The first tantalizing details were revealed in an editorial in the December issue of Astounding Science Fiction. With an implicit sense of history in the making, Campbell announced that an article was in preparation about a new science called Dianetics. 'Its power is almost unbelievable; it proves the mind not only can but does rule the body completely; following the sharply defined basic laws set forth, physical ills such as ulcers, asthma and arthritis can be cured, as can all other psychosomatic ills . . .' On the facing page, by a curious coincidence, there was a story titled 'A Can of Vacuum' by L. Ron Hubbard, about a practical joke which results in remarkable scientific discoveries.
By January 1950, the rumours had reached the ears of Walter Winchell, the syndicated columnist on the New York Daily Mirror. 'There is something new coming up in April called Dianetics,' he wrote in his column on 31 January. 'A new science which works with the invariability of physical science in the field of the human mind. From all indications it will prove to be as revolutionary for humanity as the first caveman's discovery and utilization of fire.'
In the April issue of Astounding, Campbell announced that the long-awaited article was at last ready for publication: 'Next month's
issue will, I believe, cause one full-scale explosion across the country. We are carrying a 16,000 word article entitled "Dianetics - An Introduction to a New Science", by L. Ron Hubbard. It will, I believe, be the first publication of the material. It is, I assure you in full and absolute sincerity, one of the must important articles ever published. In this article, reporting on Hubbard's own research into the engineering question of how the human mind operates, immensely important basic discoveries are related. Among them:
'A technique of psychotherapy has been developed which will cure any insanity not due to organic destruction of the brain.
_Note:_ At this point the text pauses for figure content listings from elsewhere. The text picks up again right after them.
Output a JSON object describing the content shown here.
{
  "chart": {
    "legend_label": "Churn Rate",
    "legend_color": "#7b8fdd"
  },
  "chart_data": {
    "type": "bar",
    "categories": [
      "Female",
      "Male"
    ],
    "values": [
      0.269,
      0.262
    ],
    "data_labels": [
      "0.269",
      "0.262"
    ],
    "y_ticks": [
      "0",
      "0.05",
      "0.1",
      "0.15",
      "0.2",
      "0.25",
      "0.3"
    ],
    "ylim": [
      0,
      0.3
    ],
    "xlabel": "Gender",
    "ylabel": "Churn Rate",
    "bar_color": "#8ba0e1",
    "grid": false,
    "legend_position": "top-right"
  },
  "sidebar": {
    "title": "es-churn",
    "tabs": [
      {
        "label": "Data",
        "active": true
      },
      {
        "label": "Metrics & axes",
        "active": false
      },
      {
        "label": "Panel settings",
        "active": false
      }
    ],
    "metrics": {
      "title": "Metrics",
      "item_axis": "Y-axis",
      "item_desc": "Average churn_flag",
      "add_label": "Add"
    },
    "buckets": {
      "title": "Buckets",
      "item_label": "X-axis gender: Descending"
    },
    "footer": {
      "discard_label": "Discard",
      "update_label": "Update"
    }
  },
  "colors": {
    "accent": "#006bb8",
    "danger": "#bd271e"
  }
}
'A technique that gives any man a perfect, indelible, total memory, and perfect, errorless ability to compute his problems.
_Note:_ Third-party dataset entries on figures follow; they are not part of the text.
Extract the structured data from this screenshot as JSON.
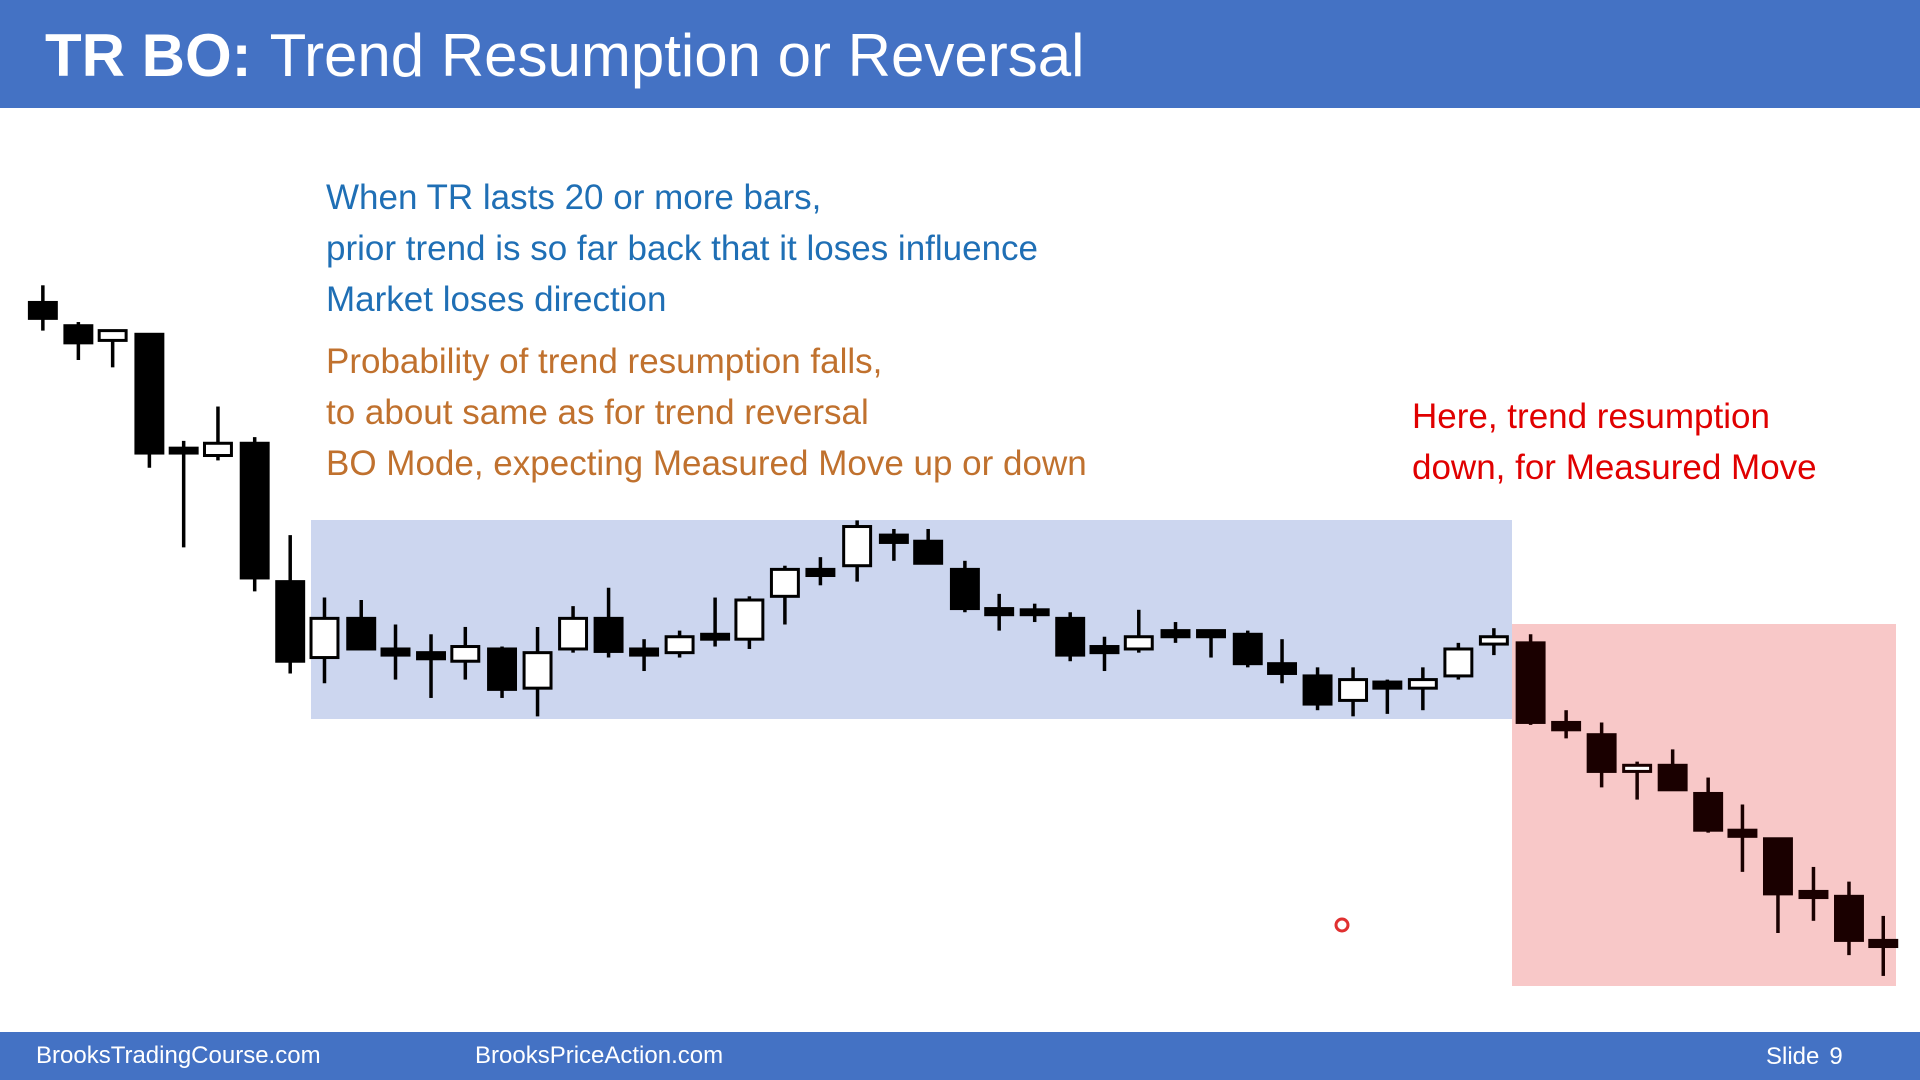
{
  "header": {
    "title_bold": "TR BO:",
    "title": "Trend Resumption or Reversal"
  },
  "body": {
    "blue_lines": [
      "When TR lasts 20 or more bars,",
      "prior trend is so far back that it loses influence",
      "Market loses direction"
    ],
    "orange_lines": [
      "Probability of trend resumption falls,",
      "to about same as for trend reversal",
      "BO Mode, expecting Measured Move up or down"
    ],
    "red_lines": [
      "Here, trend resumption",
      "down, for Measured Move"
    ]
  },
  "footer": {
    "left": "BrooksTradingCourse.com",
    "center": "BrooksPriceAction.com",
    "slide_label": "Slide",
    "slide_number": "9"
  }
}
'A basic answer, and a technique for curing - not alleviating - ulcers, arthritis, asthma, and many other nongerm diseases.
'A totally new conception of the truly incredible ability and power of the human mind.
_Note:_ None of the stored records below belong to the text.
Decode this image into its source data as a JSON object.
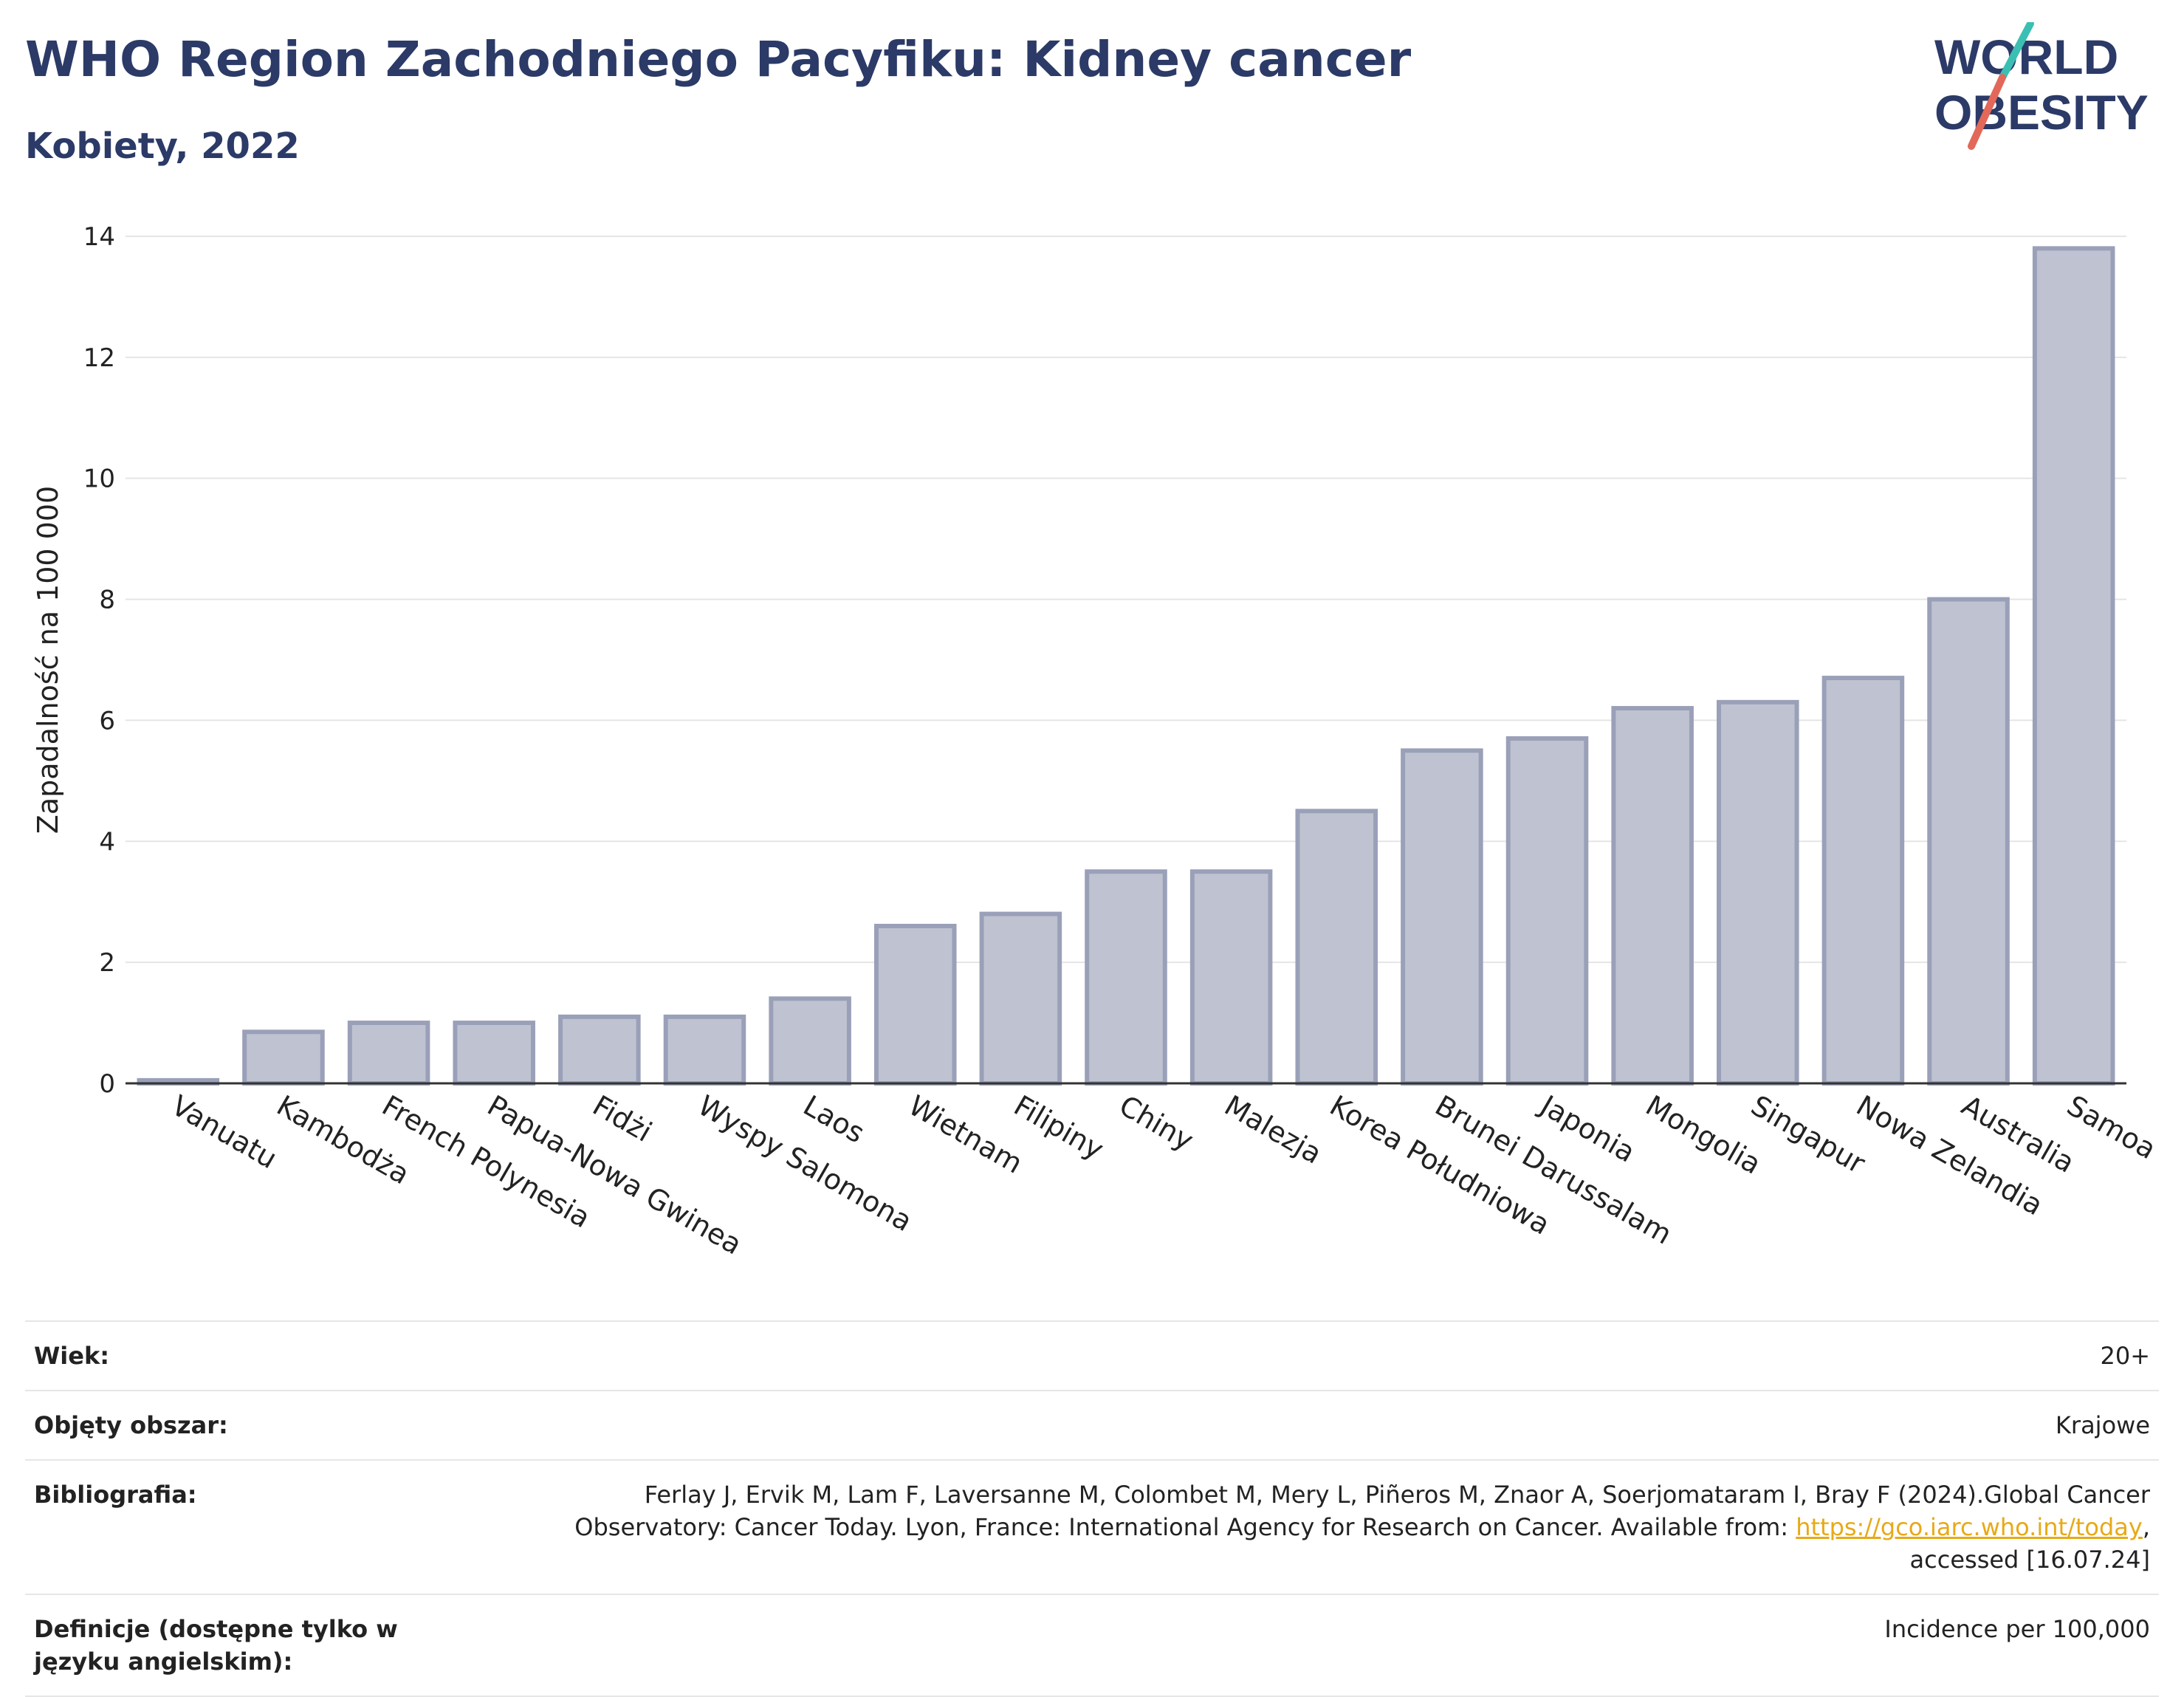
{
  "header": {
    "title": "WHO Region Zachodniego Pacyfiku: Kidney cancer",
    "subtitle": "Kobiety, 2022"
  },
  "logo": {
    "line1": "WORLD",
    "line2": "OBESITY",
    "colors": {
      "text": "#2b3a67",
      "accent_teal": "#3bbfb3",
      "accent_red": "#e2685a"
    }
  },
  "chart_data": {
    "type": "bar",
    "title": "",
    "xlabel": "",
    "ylabel": "Zapadalność na 100 000",
    "ylim": [
      0,
      14
    ],
    "yticks": [
      0,
      2,
      4,
      6,
      8,
      10,
      12,
      14
    ],
    "grid": true,
    "bar_color": "#bfc3d1",
    "bar_border_color": "#9aa0b8",
    "categories": [
      "Vanuatu",
      "Kambodża",
      "French Polynesia",
      "Papua-Nowa Gwinea",
      "Fidżi",
      "Wyspy Salomona",
      "Laos",
      "Wietnam",
      "Filipiny",
      "Chiny",
      "Malezja",
      "Korea Południowa",
      "Brunei Darussalam",
      "Japonia",
      "Mongolia",
      "Singapur",
      "Nowa Zelandia",
      "Australia",
      "Samoa"
    ],
    "values": [
      0.05,
      0.85,
      1.0,
      1.0,
      1.1,
      1.1,
      1.4,
      2.6,
      2.8,
      3.5,
      3.5,
      4.5,
      5.5,
      5.7,
      6.2,
      6.3,
      6.7,
      8.0,
      13.8
    ]
  },
  "meta": {
    "age_label": "Wiek:",
    "age_value": "20+",
    "coverage_label": "Objęty obszar:",
    "coverage_value": "Krajowe",
    "bibliography_label": "Bibliografia:",
    "bibliography_text_1": "Ferlay J, Ervik M, Lam F, Laversanne M, Colombet M, Mery L, Piñeros M, Znaor A, Soerjomataram I, Bray F (2024).Global Cancer Observatory: Cancer Today. Lyon, France: International Agency for Research on Cancer. Available from: ",
    "bibliography_link": "https://gco.iarc.who.int/today",
    "bibliography_text_2": ", accessed [16.07.24]",
    "definitions_label": "Definicje (dostępne tylko w języku angielskim):",
    "definitions_value": "Incidence per 100,000"
  }
}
'Evidence that insanity is contagious, and is not hereditary.
'This is no wild theory. It is not mysticism. It is a coldly precise engineering description of how the human mind operates, and how to go about restoring correct operation tested and used on some 250 cases. And it makes only one overall claim: the methods logically developed from that description work. The memory stimulation technique is so powerful that, within 30 minutes of entering therapy, must people will recall in full detail their own birth. I have observed it in action, and used the techniques myself . . .
'It is not only a fact article of the highest importance; it is the story of the ultimate adventure - an exploration in the strangest of all terra incognita; the human mind. No stranger adventure appeared in The Arabian Nights than Hubbard's experience, using his new techniques, in plowing through the strange jungle of distorted thoughts within a human mind. To find, beyond that zone of madness, a computing mechanism of ultimate and incredible efficiency and perfection!'
Rarely can any editor have penned such a fulsome and glowing testimonial. The world, or at least the world of science fiction, waited with bated breath.